Perché la Corea del nord è un ammonimento così importante sul rischio della proliferazione? Uno dei motivi è la visione modesta del regime. La Corea per ora non sta lavorando a un programma atomico in chiave offensiva. Non vuole attaccare e invadere il Giappone oppure il nemico americano, per ora – per ora sottolineato – la sua visione è l’autoconservazione, preservarsi come paese museo del comunismo asiatico e prolungare la dinastia dei Kim. Il New York Times quattro giorni fa ha pubblicato una lunga analisi per capire se la Corea per esempio volesse conquistare altro territorio, ma la conclusione è che poi dovrebbe anche occuparlo e controllarlo e non sarebbe un compito facile per una nazione che soffre letteralmente la fame. Lo stesso non si può dire degli altri governi che avevano sottomano le stesse risorse e le stesse conoscenze dei coreani – in molti casi anche maggiori – e però hanno fallito. Tutti gli aspiranti membri del club atomico coltivavano visioni imperiali da far sembrare Kim un novizio timido. In questo caso siamo fortunati che soltanto la Corea sia riuscita dove gli altri hanno per ora fallito: è il più marginale dei pretendenti. Gheddafi sognava di diventare il rivale nucleare di Israele e coltivava una visione grandiosa e panafricana, con se stesso al centro come leader della nuova Africa. Se è finito a lottare per la sopravvivenza in un canale di scolo di Sirte è anche perché il suo programma di armamento clandestino era stato troncato otto anni prima. Saddam Hussein in Iraq aveva piani di dominio megalomani sulla regione, che sono passati in effetti per lo sterminio dei curdi a nord a fine anni Ottanta e l’invasione del Kuwait a sud nel 1991, e provò a realizzarli sul serio – ma almeno senza più impianti nucleari a disposizione. La Siria e l’Iran sono alleati storici – oggi Damasco è in posizione debitoria verso gli iraniani, perché deve loro la sopravvivenza durante la guerra civile – e seguono fin dal 1979 lo stesso disegno: diventare egemoni nella regione mediorientale e oltre, e nel caso dell’Iran esportare la rivoluzione khomeinista, umiliare il blocco contrapposto che fa capo all’Arabia Saudita ed è alleato con gli americani, e sfidare direttamente Israele.

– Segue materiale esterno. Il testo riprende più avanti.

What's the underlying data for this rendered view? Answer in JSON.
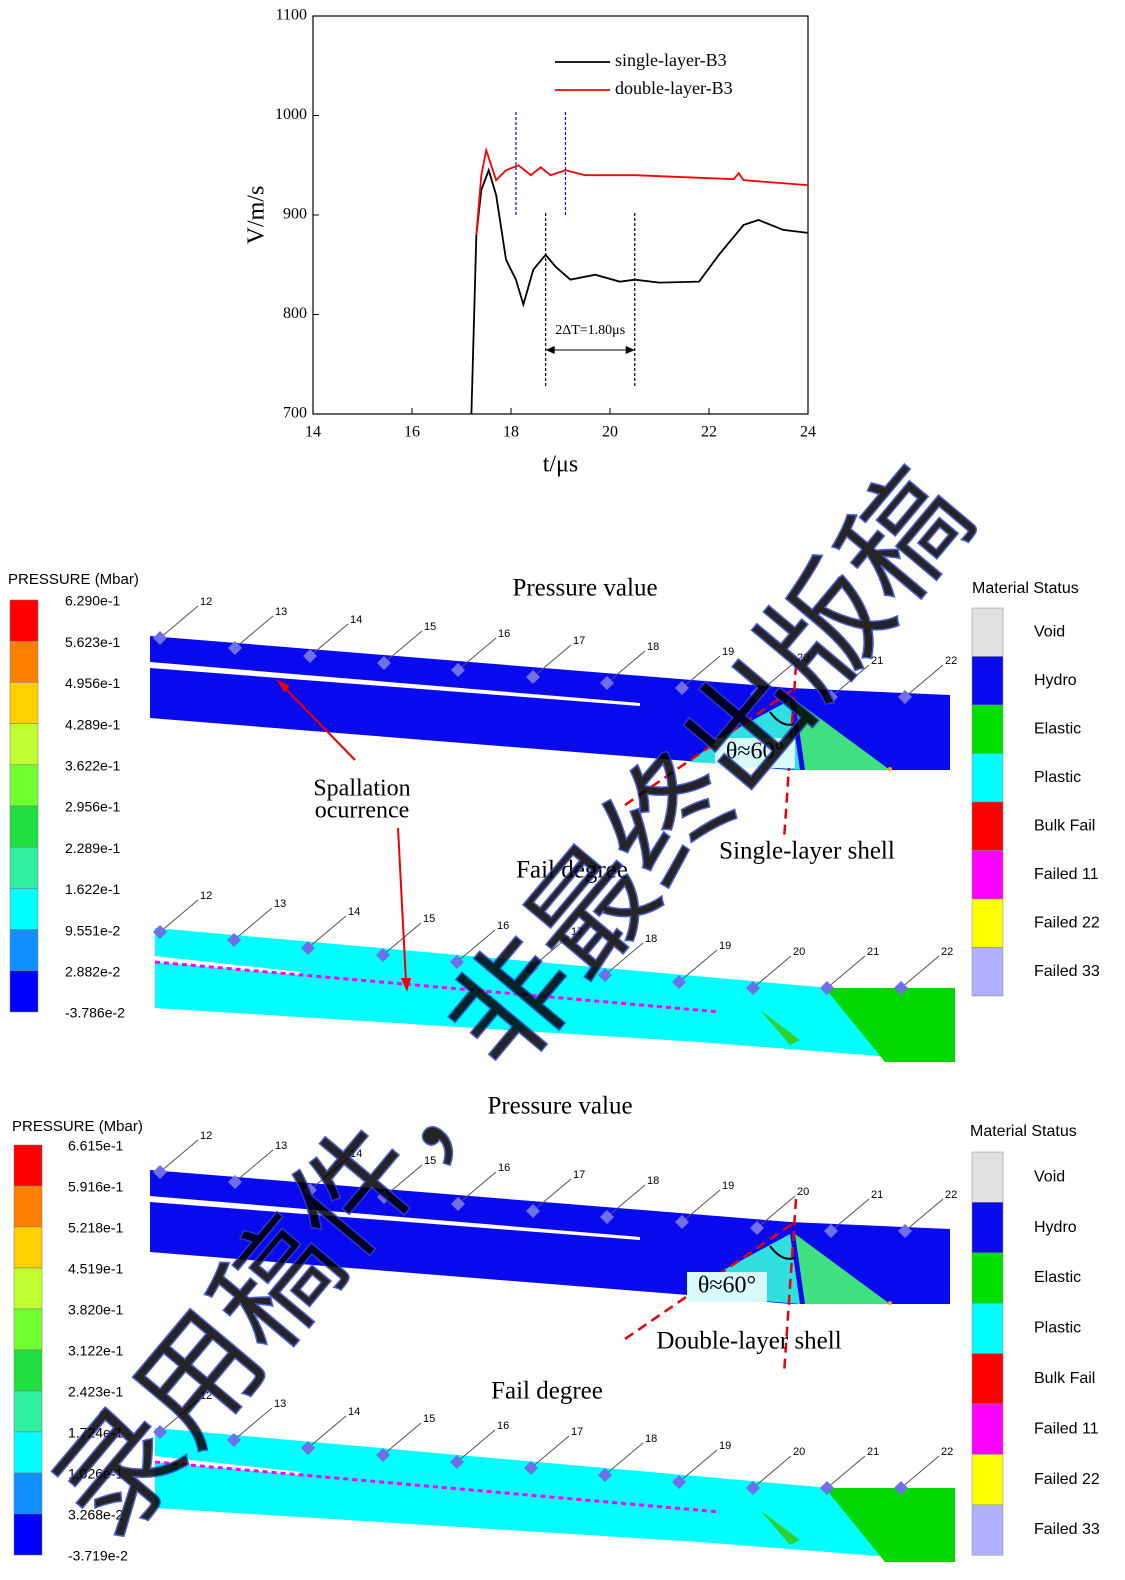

La storia non si fa con i condizionali, ma se la Siria avesse ancora avuto un progetto nucleare oggi sarebbe un bel guaio perché è un paese sbranato da un conflitto interno, spesso i suoi soldati non riescono a difendere le loro posizioni e abbandonano nelle mani di gruppi estremisti tonnellate di equipaggiamento militare – che poi finiscono in video trionfali. Se il reattore di al Kibar distrutto nel 2007 fosse stato costruito, oggi sarebbe in mezzo alla valle dell’Eufrate, quindi nel pieno del territorio controllato da tre anni dallo Stato islamico (ma è lecito supporre che nel frattempo qualche tipo di intervento esterno avrebbe scongiurato questa possibilità). Se l’Iran fosse in una fase più avanzata della ricerca di nuovo sarebbe un problema serio, perché già oggi che ha a disposizione soltanto risorse convenzionali agisce fuori dai suoi confini e condiziona la vita di molti altri stati della regione, dallo Yemen al Libano dalla Siria all’Iraq. Potrebbe ricreare con Israele la stessa situazione di stallo atomico che c’era tra Unione sovietica e America durante gli anni della Guerra fredda, soltanto che in questo caso i minuti di preavviso sarebbero pochissimi e non qualche decina.

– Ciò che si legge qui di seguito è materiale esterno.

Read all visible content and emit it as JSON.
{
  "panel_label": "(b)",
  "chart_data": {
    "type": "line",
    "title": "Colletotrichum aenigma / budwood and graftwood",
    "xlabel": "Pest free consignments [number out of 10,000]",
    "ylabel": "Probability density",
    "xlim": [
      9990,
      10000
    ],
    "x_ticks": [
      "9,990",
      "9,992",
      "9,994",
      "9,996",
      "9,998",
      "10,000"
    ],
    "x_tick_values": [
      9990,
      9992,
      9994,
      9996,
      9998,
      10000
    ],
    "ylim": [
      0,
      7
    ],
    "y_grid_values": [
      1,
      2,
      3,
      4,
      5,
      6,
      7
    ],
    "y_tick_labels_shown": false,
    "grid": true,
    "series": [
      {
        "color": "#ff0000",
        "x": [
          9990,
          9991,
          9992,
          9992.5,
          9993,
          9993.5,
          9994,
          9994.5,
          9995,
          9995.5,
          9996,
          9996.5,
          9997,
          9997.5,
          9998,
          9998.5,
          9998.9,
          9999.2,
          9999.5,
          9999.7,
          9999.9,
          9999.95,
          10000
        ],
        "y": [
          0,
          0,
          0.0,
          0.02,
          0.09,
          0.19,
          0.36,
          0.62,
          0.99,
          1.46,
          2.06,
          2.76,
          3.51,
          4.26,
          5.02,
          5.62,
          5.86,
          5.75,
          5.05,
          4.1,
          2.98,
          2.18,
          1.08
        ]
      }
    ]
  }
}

La Corea del nord insegue una megalomania pubblica, vistosa, fatta di culto della personalità e parate, ma il suo dittatore ha i tratti di una macchietta e per ora ha una proiezione locale della sua potenza. Gli stati che condividevano le ricerche atomiche con i coreani invece hanno aspirazioni molto più definite e pericolose. Hanno avuto soltanto meno successo.